SVG images boast an array of benefits over similar formats, including all the benefits associated with XML (platform independence, flexibility, open nature) and accessibility features. (See the XML.com article "SVG: A Sure Bet" for more information.)

Creating the Diagram

Now let's make use of these technologies to create a diagram that illustrates their relationships. We'll first need to create some raw data that describes each technology in a computer-readable format. We know that XML is a good format for computer-readable data; since we are describing something, RDF can be used for the model.

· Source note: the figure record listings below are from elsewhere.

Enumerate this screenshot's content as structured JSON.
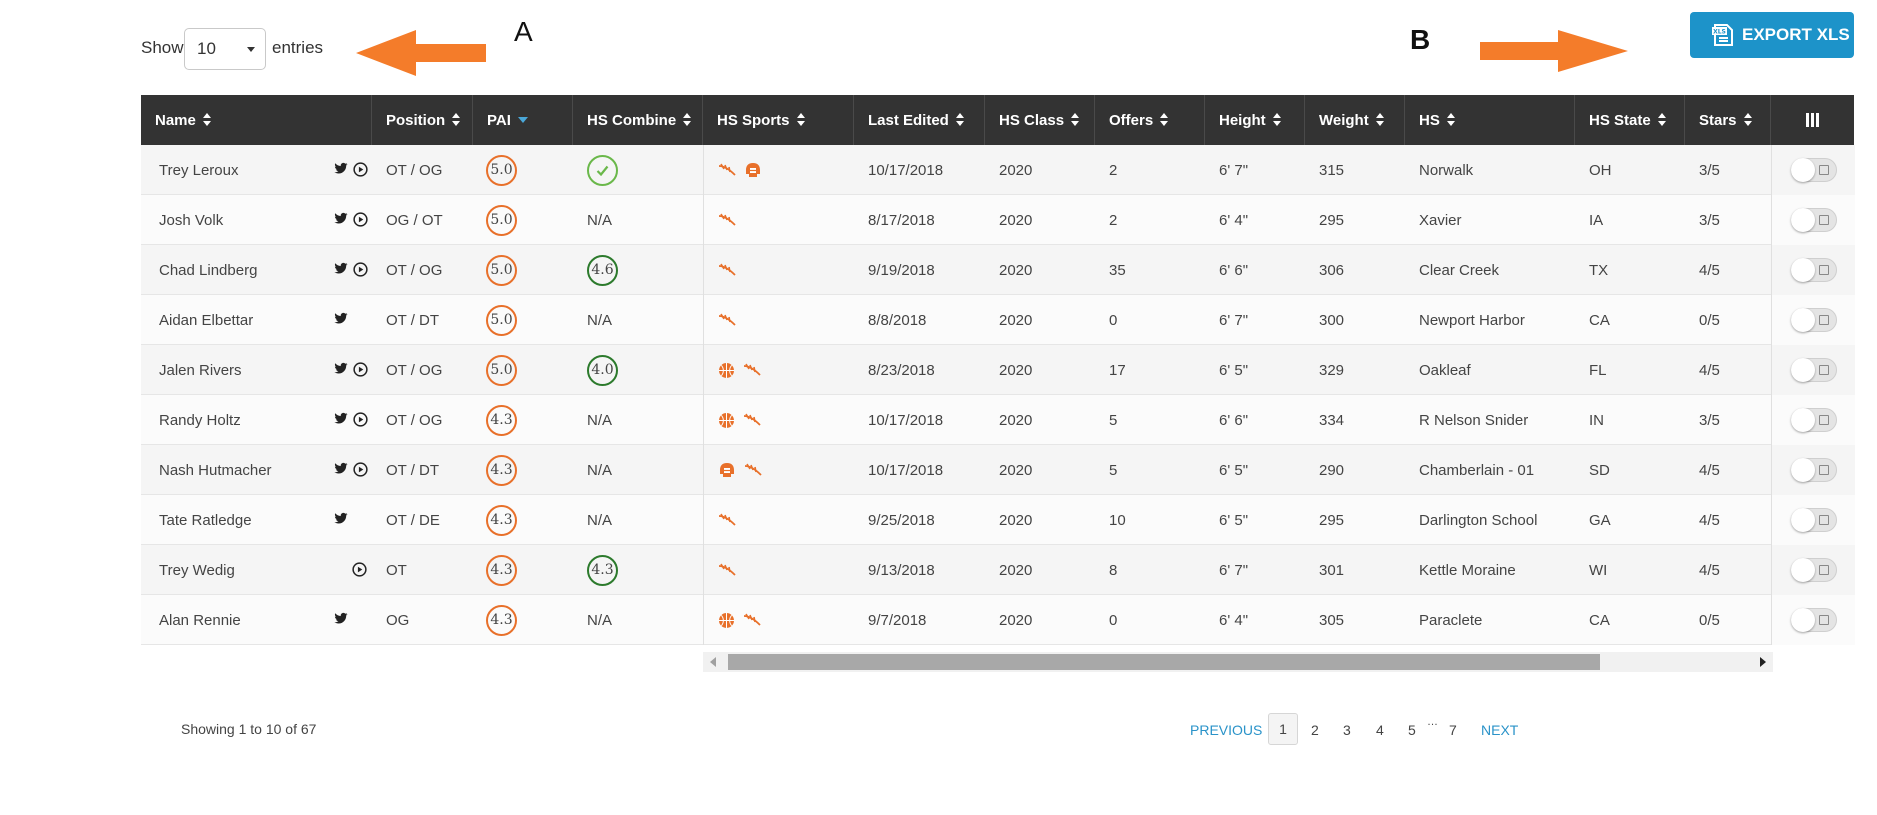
{
  "length_menu": {
    "show_label": "Show",
    "value": "10",
    "entries_label": "entries"
  },
  "annotations": {
    "a_label": "A",
    "b_label": "B",
    "arrow_color": "#f47c2a"
  },
  "export_button": {
    "label": "EXPORT XLS",
    "icon": "xls-file-icon",
    "icon_text": "XLS",
    "color": "#1d93c9"
  },
  "table": {
    "columns": [
      "Name",
      "Position",
      "PAI",
      "HS Combine",
      "HS Sports",
      "Last Edited",
      "HS Class",
      "Offers",
      "Height",
      "Weight",
      "HS",
      "HS State",
      "Stars"
    ],
    "column_toggle_icon": "columns-icon",
    "rows": [
      {
        "name": "Trey Leroux",
        "social": [
          "twitter",
          "video"
        ],
        "position": "OT / OG",
        "pai": "5.0",
        "combine": "check",
        "sports": [
          "track",
          "football"
        ],
        "last_edited": "10/17/2018",
        "hs_class": "2020",
        "offers": "2",
        "height": "6' 7\"",
        "weight": "315",
        "hs": "Norwalk",
        "hs_state": "OH",
        "stars": "3/5"
      },
      {
        "name": "Josh Volk",
        "social": [
          "twitter",
          "video"
        ],
        "position": "OG / OT",
        "pai": "5.0",
        "combine": "N/A",
        "sports": [
          "track"
        ],
        "last_edited": "8/17/2018",
        "hs_class": "2020",
        "offers": "2",
        "height": "6' 4\"",
        "weight": "295",
        "hs": "Xavier",
        "hs_state": "IA",
        "stars": "3/5"
      },
      {
        "name": "Chad Lindberg",
        "social": [
          "twitter",
          "video"
        ],
        "position": "OT / OG",
        "pai": "5.0",
        "combine": "4.6",
        "sports": [
          "track"
        ],
        "last_edited": "9/19/2018",
        "hs_class": "2020",
        "offers": "35",
        "height": "6' 6\"",
        "weight": "306",
        "hs": "Clear Creek",
        "hs_state": "TX",
        "stars": "4/5"
      },
      {
        "name": "Aidan Elbettar",
        "social": [
          "twitter"
        ],
        "position": "OT / DT",
        "pai": "5.0",
        "combine": "N/A",
        "sports": [
          "track"
        ],
        "last_edited": "8/8/2018",
        "hs_class": "2020",
        "offers": "0",
        "height": "6' 7\"",
        "weight": "300",
        "hs": "Newport Harbor",
        "hs_state": "CA",
        "stars": "0/5"
      },
      {
        "name": "Jalen Rivers",
        "social": [
          "twitter",
          "video"
        ],
        "position": "OT / OG",
        "pai": "5.0",
        "combine": "4.0",
        "sports": [
          "basketball",
          "track"
        ],
        "last_edited": "8/23/2018",
        "hs_class": "2020",
        "offers": "17",
        "height": "6' 5\"",
        "weight": "329",
        "hs": "Oakleaf",
        "hs_state": "FL",
        "stars": "4/5"
      },
      {
        "name": "Randy Holtz",
        "social": [
          "twitter",
          "video"
        ],
        "position": "OT / OG",
        "pai": "4.3",
        "combine": "N/A",
        "sports": [
          "basketball",
          "track"
        ],
        "last_edited": "10/17/2018",
        "hs_class": "2020",
        "offers": "5",
        "height": "6' 6\"",
        "weight": "334",
        "hs": "R Nelson Snider",
        "hs_state": "IN",
        "stars": "3/5"
      },
      {
        "name": "Nash Hutmacher",
        "social": [
          "twitter",
          "video"
        ],
        "position": "OT / DT",
        "pai": "4.3",
        "combine": "N/A",
        "sports": [
          "football",
          "track"
        ],
        "last_edited": "10/17/2018",
        "hs_class": "2020",
        "offers": "5",
        "height": "6' 5\"",
        "weight": "290",
        "hs": "Chamberlain - 01",
        "hs_state": "SD",
        "stars": "4/5"
      },
      {
        "name": "Tate Ratledge",
        "social": [
          "twitter"
        ],
        "position": "OT / DE",
        "pai": "4.3",
        "combine": "N/A",
        "sports": [
          "track"
        ],
        "last_edited": "9/25/2018",
        "hs_class": "2020",
        "offers": "10",
        "height": "6' 5\"",
        "weight": "295",
        "hs": "Darlington School",
        "hs_state": "GA",
        "stars": "4/5"
      },
      {
        "name": "Trey Wedig",
        "social": [
          "video"
        ],
        "position": "OT",
        "pai": "4.3",
        "combine": "4.3",
        "sports": [
          "track"
        ],
        "last_edited": "9/13/2018",
        "hs_class": "2020",
        "offers": "8",
        "height": "6' 7\"",
        "weight": "301",
        "hs": "Kettle Moraine",
        "hs_state": "WI",
        "stars": "4/5"
      },
      {
        "name": "Alan Rennie",
        "social": [
          "twitter"
        ],
        "position": "OG",
        "pai": "4.3",
        "combine": "N/A",
        "sports": [
          "basketball",
          "track"
        ],
        "last_edited": "9/7/2018",
        "hs_class": "2020",
        "offers": "0",
        "height": "6' 4\"",
        "weight": "305",
        "hs": "Paraclete",
        "hs_state": "CA",
        "stars": "0/5"
      }
    ]
  },
  "info": {
    "text": "Showing 1 to 10 of 67"
  },
  "pagination": {
    "previous": "PREVIOUS",
    "pages": [
      "1",
      "2",
      "3",
      "4",
      "5",
      "7"
    ],
    "ellipsis": "…",
    "current": "1",
    "next": "NEXT"
  },
  "colors": {
    "header_bg": "#333333",
    "accent_orange": "#e8702a",
    "link_blue": "#2a93c9"
  }
}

RDF likes us to specify unique URIs, so we'll use the specification document URL for each technology we are describing. In terms of the information that we need to record, basic properties such as title, subject and relationships are required. Luckily, RDF vocabularies already exist for properties such as these, so we won't need to define our own with RDFS. We'll use the Dublin Core RDF vocabularies:

Basic Dublin Core element set (RDF) for title, description, subject and date properties.
Qualified Dublin Core element set (RDF) for specific relationship properties, such as "conforms to" and "has part".

By using conventional, standard RDF vocabularies for our data, other applications that understand Dublin Core RDF can reuse our data at a later date.

Take a look at our RDF data for the technologies. For each technology we've specified title, description, creation date, relationships, and occasionally a subject. The subject property allows us to semantically group some technologies under common concepts, even if there are no specific relationships between them. We'll make use of the subject data in the diagram.

As you may have guessed, we're going to use SVG for the diagram -- thus, the next step is to convert our RDF data into a visual SVG representation.

We'll use XSLT and XPath to transform our RDF data into SVG objects (squares, lines, and text). The specifics of the XSLT aren't important (you can look at the XSLT that converts the RDF into SVG if you're curious.) What is important is to recognize how and why we've used it. The XSLT contains a series of logical steps that convert our input RDF data into a completely different visualization of the same data. Note that this XSLT has been designed specifically for our input data. Given time and proper planning, you could develop XSLT templates that transform any set of RDF statements into similar visualizations. It is, however, probably better to use an RDF toolkit. XSLT to parse all of the permitted constructs of RDF that you might find in the wild can be extremely complicated.

Diagram of XML technologies, created with SVG

The SVG diagram, output from the XSLT process. Click on image for a full-size version, or view the SVG diagram (may require a plug-in).

SVG currently has limited support in web browsers and image viewers; as a final step we'll embed the diagram into a PDF document to make it available to a larger audience. An additional XSLT file is used to create the XSL-FO for our document, defining and structuring the page and its contents. Within the XSL-FO, the original XSLT for the SVG diagram is called, embedding the SVG code within the XSL-FO page.

The output (XSL-FO plus embedded SVG) is then processed with an XSL-FO processor. We'll use Apache FOP. FOP converts our plain text XSL-FO into a PDF file, rasterizing the SVG into a diagram on the page (using Apache Batik). We finally have our PDF diagram of the XML technologies.

Conclusion

To recap, we used terms from the Dublin Core RDF Schema (which makes use of XML, Namespaces and URIs) to create a RDF description for each technology. These were converted to SVG using XSLT and XPath. We could have validated our XSLT file with XML Schema (using the XSLT schema). The SVG diagram was finally embedded into an Adobe PDF document with XSL-FO, resulting in a printable file that contains a diagram of the technology relationships.

When XML and RDF data become ubiquitous on the Web, the potential for querying and displaying the information will be enormous. The tools and underlying technologies are already in place. All that's needed is a greater understanding of the potential that it offers. The growth of these technologies is limited largely by our reluctance to commit.